La démarche peut être comprise par certains, même si les fonctionnaires genevois, rappelons-le, sont parmi les mieux lotis de Suisse. Rappelons aussi que le canton de Vaud a fait fondre sa dette de près de neuf milliards en dix ans sans provoquer aucune grève.

Ici, il ne s’agit pas seulement de dénoncer la paralysie systématique du centre-ville  - et les déprédations qui ont suivi – mais plutôt les messages scandés « halte aux multinationales et aux actionnaires » par un syndicaliste, notamment à l’aide d’un porte-voix – devant donc probablement faire office de porte-parole du défilé. Quel est donc le message de ces manifestants ? Sauver les écoles et l’hôpital ou taper sur l’économie privée, qui elle, par ailleurs, malgré des conditions souvent difficiles, ne fait pratiquement jamais grève ? 
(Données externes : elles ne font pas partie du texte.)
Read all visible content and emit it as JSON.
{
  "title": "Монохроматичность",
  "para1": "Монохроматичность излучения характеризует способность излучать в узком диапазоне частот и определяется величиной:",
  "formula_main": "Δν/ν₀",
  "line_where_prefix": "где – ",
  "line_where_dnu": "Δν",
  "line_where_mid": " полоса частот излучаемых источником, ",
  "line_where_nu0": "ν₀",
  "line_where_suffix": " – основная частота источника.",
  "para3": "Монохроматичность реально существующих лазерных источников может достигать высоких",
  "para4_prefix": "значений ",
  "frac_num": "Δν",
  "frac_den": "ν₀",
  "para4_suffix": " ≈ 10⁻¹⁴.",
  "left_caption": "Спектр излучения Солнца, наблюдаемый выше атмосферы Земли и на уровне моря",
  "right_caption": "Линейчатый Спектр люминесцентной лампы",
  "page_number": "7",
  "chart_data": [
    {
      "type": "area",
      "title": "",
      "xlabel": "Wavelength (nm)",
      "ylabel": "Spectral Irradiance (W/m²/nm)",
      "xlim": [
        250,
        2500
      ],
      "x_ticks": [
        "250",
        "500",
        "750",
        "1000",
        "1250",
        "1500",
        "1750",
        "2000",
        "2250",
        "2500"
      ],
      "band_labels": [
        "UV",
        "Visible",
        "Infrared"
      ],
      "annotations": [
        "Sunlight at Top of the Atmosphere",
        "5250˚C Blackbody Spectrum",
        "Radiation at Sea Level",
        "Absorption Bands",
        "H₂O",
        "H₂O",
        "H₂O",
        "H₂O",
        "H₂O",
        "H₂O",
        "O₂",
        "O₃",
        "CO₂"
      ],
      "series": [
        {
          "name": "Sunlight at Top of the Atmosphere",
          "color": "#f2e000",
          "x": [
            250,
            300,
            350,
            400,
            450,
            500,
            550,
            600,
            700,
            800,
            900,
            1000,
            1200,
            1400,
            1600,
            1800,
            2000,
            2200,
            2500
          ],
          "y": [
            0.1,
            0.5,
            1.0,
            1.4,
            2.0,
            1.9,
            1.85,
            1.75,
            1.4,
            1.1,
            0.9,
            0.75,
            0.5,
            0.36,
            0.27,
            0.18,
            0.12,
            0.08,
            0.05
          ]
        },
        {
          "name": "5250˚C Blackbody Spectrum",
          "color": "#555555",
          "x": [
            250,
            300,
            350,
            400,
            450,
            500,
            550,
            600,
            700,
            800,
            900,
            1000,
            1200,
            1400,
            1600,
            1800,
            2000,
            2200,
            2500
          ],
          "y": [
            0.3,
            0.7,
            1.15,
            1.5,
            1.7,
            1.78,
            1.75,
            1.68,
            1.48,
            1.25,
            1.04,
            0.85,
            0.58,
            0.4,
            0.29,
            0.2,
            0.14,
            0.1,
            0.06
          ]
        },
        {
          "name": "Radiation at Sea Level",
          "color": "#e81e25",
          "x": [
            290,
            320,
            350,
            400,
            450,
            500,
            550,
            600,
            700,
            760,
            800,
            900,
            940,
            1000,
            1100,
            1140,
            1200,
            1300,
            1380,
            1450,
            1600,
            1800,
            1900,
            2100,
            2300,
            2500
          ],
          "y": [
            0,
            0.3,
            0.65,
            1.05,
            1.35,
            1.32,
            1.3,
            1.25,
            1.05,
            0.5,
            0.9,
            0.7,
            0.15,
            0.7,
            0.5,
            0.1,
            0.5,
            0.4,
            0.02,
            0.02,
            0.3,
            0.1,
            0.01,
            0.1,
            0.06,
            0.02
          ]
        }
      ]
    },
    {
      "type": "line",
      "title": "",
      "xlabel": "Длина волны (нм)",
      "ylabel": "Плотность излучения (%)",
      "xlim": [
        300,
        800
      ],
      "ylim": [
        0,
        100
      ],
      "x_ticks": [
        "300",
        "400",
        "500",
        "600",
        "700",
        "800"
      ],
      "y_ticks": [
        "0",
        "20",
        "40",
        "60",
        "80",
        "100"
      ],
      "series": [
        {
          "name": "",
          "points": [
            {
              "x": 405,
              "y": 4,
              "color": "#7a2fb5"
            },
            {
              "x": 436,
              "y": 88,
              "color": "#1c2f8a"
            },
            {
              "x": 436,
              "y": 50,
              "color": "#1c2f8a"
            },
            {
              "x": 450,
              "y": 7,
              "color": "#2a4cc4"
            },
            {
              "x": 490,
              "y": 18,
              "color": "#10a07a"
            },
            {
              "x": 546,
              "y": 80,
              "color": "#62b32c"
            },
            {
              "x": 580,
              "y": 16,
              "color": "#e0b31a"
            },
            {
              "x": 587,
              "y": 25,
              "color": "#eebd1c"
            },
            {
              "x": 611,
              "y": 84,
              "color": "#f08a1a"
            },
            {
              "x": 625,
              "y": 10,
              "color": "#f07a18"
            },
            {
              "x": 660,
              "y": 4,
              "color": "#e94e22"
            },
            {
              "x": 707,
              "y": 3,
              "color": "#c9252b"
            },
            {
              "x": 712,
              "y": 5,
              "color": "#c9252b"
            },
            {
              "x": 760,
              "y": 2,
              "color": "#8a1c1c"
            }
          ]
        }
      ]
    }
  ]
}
Rappelons également à nos chers fonctionnaires que les multinationales et les actionnaires payent de nombreux impôts qui permettent, en partie, de payer leur salaire, alors que 34% des Genevois ne paient rien.

Heureusement que nos entreprises du secteur privé contribuent largement aux salaires du secteur public. En fait, il faudrait que tous les fonctionnaires aient eu, au moins une fois dans leur vie, une expérience dans le secteur privé avant de travailler pour l’Etat. Ils comprendraient alors la chance d’être là où ils sont.